One of the main objectives of Blockchain technology is to answer the following question: “How can anonymous internet users send money to each other without a central server?”

The solution has been to store payment or transaction histories not on a single server, but on many individual computers (nodes) distributed across the internet. But how can fake payment histories be prevented from circulating on individual computers? Nakamoto solved this security and trust problem (with Bitcoin) by storing (many) transaction data in blocks that are connected or chained together by so-called hashes. Each block of data receives its own seal of proof, the so-called hash value. Each newly generated block contains the hash value of the previous block and also its own new hash value, which in turn becomes part of the next block. With each new block, the existing blockchain is verified and is therefore tamper-proof. This chain is distributed as a copy on many computers and is constantly synchronized via a global network.

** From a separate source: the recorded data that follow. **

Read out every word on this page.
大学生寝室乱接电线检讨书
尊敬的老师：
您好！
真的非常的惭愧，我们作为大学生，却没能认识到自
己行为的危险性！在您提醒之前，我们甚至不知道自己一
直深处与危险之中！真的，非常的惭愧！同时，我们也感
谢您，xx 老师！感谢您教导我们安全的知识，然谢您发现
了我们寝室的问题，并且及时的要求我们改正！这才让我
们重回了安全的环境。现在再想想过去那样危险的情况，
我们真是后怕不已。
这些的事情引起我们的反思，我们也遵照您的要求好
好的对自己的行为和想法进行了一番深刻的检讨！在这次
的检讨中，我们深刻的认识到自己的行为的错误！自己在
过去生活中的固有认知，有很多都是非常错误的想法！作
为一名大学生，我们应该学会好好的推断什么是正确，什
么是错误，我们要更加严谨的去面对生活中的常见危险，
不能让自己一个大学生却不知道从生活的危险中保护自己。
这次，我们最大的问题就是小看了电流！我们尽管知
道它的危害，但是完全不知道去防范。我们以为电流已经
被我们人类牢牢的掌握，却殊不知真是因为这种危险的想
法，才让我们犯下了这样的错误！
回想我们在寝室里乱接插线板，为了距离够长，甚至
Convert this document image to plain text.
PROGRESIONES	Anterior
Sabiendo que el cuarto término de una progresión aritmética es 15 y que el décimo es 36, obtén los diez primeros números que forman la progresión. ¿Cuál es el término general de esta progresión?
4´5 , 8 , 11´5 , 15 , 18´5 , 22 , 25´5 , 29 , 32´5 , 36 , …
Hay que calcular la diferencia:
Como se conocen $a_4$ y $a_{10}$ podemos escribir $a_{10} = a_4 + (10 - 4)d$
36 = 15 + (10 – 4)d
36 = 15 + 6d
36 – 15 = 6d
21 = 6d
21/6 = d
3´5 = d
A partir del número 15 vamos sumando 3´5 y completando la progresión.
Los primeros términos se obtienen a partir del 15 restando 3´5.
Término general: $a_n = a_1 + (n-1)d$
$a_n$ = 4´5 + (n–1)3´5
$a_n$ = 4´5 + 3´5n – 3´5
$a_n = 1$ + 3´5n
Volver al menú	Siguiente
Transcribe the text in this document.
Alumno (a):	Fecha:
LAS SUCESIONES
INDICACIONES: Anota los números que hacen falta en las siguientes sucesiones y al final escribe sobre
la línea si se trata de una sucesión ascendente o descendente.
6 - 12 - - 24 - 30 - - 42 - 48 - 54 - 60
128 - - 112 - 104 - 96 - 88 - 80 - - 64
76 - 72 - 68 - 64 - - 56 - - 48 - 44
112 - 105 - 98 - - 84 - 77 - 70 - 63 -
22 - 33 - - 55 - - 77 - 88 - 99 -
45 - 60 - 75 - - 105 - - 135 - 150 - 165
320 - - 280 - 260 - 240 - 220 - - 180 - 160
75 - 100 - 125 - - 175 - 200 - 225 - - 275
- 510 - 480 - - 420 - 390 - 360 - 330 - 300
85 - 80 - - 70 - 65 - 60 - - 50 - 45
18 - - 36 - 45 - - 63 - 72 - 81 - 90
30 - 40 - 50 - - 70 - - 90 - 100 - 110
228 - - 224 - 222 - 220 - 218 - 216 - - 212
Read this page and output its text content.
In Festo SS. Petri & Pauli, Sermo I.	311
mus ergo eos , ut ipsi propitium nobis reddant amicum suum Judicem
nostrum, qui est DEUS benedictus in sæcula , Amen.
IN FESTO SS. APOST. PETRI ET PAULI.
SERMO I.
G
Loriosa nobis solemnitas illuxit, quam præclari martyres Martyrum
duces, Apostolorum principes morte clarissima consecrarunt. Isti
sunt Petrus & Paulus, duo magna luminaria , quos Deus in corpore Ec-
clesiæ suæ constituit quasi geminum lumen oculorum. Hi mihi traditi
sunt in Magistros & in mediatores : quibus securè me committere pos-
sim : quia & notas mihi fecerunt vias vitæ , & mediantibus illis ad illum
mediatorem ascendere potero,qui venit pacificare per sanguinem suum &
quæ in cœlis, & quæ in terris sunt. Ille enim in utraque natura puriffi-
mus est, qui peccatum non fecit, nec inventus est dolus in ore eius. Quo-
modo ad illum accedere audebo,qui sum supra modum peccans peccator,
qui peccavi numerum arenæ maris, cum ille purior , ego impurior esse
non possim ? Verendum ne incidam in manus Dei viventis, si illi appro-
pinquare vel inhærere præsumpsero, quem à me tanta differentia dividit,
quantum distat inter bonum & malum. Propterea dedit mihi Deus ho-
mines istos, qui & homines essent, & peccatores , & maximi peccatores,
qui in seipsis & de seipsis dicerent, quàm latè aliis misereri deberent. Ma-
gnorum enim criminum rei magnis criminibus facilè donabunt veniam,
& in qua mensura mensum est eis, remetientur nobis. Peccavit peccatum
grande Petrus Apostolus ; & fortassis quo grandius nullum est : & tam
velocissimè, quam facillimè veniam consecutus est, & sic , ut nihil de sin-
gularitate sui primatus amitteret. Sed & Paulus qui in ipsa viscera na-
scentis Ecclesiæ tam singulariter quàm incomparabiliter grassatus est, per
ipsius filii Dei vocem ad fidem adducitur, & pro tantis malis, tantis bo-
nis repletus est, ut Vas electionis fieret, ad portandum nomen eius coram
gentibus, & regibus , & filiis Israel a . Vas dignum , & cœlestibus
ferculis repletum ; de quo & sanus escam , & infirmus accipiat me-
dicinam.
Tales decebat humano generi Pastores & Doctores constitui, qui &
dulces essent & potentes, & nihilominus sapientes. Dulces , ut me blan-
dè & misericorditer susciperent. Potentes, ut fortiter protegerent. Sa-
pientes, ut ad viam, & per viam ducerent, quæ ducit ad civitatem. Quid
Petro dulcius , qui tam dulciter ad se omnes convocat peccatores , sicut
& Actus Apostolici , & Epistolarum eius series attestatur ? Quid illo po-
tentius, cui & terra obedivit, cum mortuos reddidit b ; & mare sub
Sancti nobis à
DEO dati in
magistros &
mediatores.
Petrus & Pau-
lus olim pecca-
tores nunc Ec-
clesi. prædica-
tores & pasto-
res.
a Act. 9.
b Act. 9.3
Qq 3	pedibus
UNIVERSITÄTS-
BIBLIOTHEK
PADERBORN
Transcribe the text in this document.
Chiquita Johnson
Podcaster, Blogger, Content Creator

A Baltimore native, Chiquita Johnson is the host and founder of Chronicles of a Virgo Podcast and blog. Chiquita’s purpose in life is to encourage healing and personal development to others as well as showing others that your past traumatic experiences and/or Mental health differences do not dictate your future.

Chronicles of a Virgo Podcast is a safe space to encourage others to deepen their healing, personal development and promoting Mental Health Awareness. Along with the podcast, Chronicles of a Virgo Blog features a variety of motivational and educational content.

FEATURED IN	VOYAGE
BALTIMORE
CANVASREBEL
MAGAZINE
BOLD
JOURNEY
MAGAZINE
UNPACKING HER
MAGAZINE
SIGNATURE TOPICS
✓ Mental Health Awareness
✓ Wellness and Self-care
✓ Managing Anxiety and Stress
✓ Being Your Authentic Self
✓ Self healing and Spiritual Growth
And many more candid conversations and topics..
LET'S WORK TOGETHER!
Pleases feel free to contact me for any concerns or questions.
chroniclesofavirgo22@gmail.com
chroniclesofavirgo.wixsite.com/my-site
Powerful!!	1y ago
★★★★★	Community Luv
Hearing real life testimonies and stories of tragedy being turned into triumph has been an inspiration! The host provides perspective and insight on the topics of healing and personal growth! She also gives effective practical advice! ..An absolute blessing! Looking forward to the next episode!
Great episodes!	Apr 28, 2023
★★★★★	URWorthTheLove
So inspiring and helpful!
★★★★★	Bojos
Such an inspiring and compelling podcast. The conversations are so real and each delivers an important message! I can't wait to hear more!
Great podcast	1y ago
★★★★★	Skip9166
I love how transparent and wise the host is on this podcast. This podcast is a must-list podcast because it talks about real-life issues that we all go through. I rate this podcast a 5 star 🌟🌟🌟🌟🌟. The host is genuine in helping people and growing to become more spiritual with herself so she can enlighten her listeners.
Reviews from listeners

Any attempt to manipulate one or more copies of the blockchain would therefore be immediately noticeable. How do you prevent any computer from simply adding a new block of data to the blockchain? Nakamoto had an answer for that too. The nodes have to solve a computationally intensive problem and thus provide proof of work. The hash of each block header must be less than a certain value. The node must find the correct hash by testing it (mining). Only then can it add a new block.

Michael Henke of Fraunhofer IML generally defines a blockchain as “a shared, trusted, and validated record of transactions that can be viewed by any member of the network, but cannot be tampered with by anyone else: an encrypted, protected, tamper-proof, and decentralized database, and therefore the perfect place to store values, identities, agreements, property rights, or credentials.”

So, going back to the beginning, Blockchain is a growing list of records, called blocks, that are securely linked together using cryptography. Each block contains a cryptographic hash code of the previous one, a timestamp, and a transaction data item. Therefore, blockchains are resistant to modification of their data because, once recorded, the data in a given block cannot be altered without altering all subsequent blocks. Blockchains are typically managed by a peer-to-peer network for use as a publicly distributed ledger, where nodes collectively adhere to a protocol to communicate and validate new blocks. Although blockchain records are not immutable, as forks are possible, blockchains can be considered secure by design and are an example of a distributed computing system with high Byzantine fault tolerance.

What is the application of Blockchain in logistics?

The core value of logistics is the ability to manage the flow of things between the point of origin and the point of consumption to meet the needs of customers or businesses. Resources managed in logistics can include tangible goods such as materials, equipment, and supplies, as well as food and other consumables.

Therefore, one of the main activities is controlling the flow of products, tracking the positions of goods, exchanging product SKUs between different parts of the supply chain, and others. Given the increasing complexity of the Internet of Things, the needs of supply chain actors, and the need for autonomous financial flow contracts, centrally controlled systems will eventually no longer be sufficient, and decentralized blockchain technology and smart contracts will be necessary.

The market predicts the following for the future: “At some point, customers will only buy products whose creation process is completely transparent. Customer desire will become the driving force behind development, and eventually the question of whether a product is a product will no longer arise.”